One way to do this would be to sort the array and then take the last part, starting from the end of the array, and interleave it with the first. So, for example:

```
[3, 1, 7, 5, 9] // original array
[1, 3, 5, 7, 9] // sorted
[1, 9, 3, 7, 5] // rearranged into another possible solution
```

That’s kind of expensive, though. It takes O(n log n) to sort. It would take O(n) to build the rearranged list into a new array. O(n^{2}) to rearrange in place naively. Perhaps you could do an in-place rearrangement in O(n log n).

There’s a faster solution that takes O(n) to rearrange the numbers. Believe it or not, it’s as simple as scanning the array, checking each pair of numbers to see if they meet the condition (`a[i] < a[i+1]`

for the even pairs, and `a[i] > a[i+1]`

for the odd pairs). If a pair doesn’t meet the condition, swap them. Expressed in code, it looks like this:

```
for i = 0 to n-2
if i is even
// ensure a[i] < a[i+1]
if (a[i] > a[i+1])
swap(a[i], a[i+1])
end if
else
// ensure a[i] > a[i+1]
if (a[i] < a[i+1])
swap(a[i], a[i+1])
end
```

Really, that’s all there is to the algorithm.

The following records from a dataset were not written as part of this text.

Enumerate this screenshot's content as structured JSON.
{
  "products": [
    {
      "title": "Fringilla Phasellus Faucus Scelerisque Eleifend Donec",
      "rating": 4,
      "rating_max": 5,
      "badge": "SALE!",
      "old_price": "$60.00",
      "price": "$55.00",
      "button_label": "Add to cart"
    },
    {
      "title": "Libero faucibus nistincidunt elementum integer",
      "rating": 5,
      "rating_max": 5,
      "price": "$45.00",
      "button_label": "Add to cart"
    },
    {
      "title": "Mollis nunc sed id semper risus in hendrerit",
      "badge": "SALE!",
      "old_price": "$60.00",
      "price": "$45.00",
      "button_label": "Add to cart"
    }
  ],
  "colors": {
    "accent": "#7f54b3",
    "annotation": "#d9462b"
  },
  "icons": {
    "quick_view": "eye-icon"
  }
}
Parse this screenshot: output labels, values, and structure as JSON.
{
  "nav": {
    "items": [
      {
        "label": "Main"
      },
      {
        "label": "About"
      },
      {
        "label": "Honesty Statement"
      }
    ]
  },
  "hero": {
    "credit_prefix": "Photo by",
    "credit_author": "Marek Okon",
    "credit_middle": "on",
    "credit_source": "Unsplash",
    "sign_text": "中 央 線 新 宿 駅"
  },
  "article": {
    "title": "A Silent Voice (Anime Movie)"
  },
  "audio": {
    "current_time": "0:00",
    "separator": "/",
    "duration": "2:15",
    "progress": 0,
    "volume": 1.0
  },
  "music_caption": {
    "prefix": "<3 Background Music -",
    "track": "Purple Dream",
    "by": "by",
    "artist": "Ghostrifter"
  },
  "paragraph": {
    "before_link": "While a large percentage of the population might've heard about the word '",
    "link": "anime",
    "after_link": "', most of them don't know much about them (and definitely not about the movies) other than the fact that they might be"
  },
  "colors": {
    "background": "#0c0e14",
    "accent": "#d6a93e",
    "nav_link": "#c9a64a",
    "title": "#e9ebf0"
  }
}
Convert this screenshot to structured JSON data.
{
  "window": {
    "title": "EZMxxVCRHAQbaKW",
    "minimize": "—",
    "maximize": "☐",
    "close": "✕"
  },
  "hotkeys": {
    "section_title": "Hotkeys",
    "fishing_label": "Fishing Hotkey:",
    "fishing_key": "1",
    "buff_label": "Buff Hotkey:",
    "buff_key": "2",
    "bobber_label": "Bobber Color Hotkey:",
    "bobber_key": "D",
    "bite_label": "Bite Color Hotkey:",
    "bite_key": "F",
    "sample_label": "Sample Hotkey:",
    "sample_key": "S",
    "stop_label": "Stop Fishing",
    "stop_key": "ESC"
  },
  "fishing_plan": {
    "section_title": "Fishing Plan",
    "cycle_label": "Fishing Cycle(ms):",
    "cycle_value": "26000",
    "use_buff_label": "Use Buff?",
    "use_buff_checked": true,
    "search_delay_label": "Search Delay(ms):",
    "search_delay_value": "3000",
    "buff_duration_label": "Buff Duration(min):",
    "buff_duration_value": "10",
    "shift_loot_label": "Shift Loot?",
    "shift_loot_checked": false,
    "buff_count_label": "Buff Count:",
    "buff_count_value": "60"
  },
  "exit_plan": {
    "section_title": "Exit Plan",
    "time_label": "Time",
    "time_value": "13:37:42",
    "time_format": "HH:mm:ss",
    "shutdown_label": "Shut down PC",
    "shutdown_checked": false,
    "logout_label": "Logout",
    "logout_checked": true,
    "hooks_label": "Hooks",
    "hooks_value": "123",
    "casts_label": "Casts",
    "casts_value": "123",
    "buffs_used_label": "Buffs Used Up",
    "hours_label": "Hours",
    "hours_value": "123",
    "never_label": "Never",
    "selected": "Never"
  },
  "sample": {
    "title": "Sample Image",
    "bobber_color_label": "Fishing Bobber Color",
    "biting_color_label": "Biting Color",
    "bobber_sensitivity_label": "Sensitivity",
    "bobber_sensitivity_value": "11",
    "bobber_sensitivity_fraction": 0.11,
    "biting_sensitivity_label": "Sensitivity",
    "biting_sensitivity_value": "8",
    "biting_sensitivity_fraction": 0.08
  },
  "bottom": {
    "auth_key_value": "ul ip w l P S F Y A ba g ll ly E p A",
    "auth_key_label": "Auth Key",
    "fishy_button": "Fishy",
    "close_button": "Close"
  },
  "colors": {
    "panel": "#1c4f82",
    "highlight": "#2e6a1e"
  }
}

Let me explain why it works.

Given three distinct numbers, `(a, b, c)`

there are four possible relationships:

- a < b < c

The first condition is met. We know that`a < c`

, so if we swap`b`

and`c`

, we end up with`a < c > b`

- a < b > c

Both conditions are already met. - a > b < c

Here we have to swap`a`

and`b`

to give`b < a ? c`

. But we already know that`b < c`

, so if`a < c`

, swapping`a`

and`c`

still gives us`b < c > a`

. - a > b > c

We know that`a > c`

, so swapping`a`

and`b`

to meet the first condition maintains the second condition, giving`b < a > c`

.

Okay, so it works with three numbers. Now what happens when you add a fourth? You have `a < b > c ? d`

. If `c < d`

, then of course everything’s fine. If `c > d`

, then we have case 4 above, and we already know that swapping `c`

and `d`

will not invalidate the first condition.

Similarly, given `a < b > c < d ? e`

, if `d > e`

then we move on. Otherwise we have case 1 above, which we know can be resolved by swapping, without affecting the first condition.

I just love the elegance of this solution. It’s so … neat.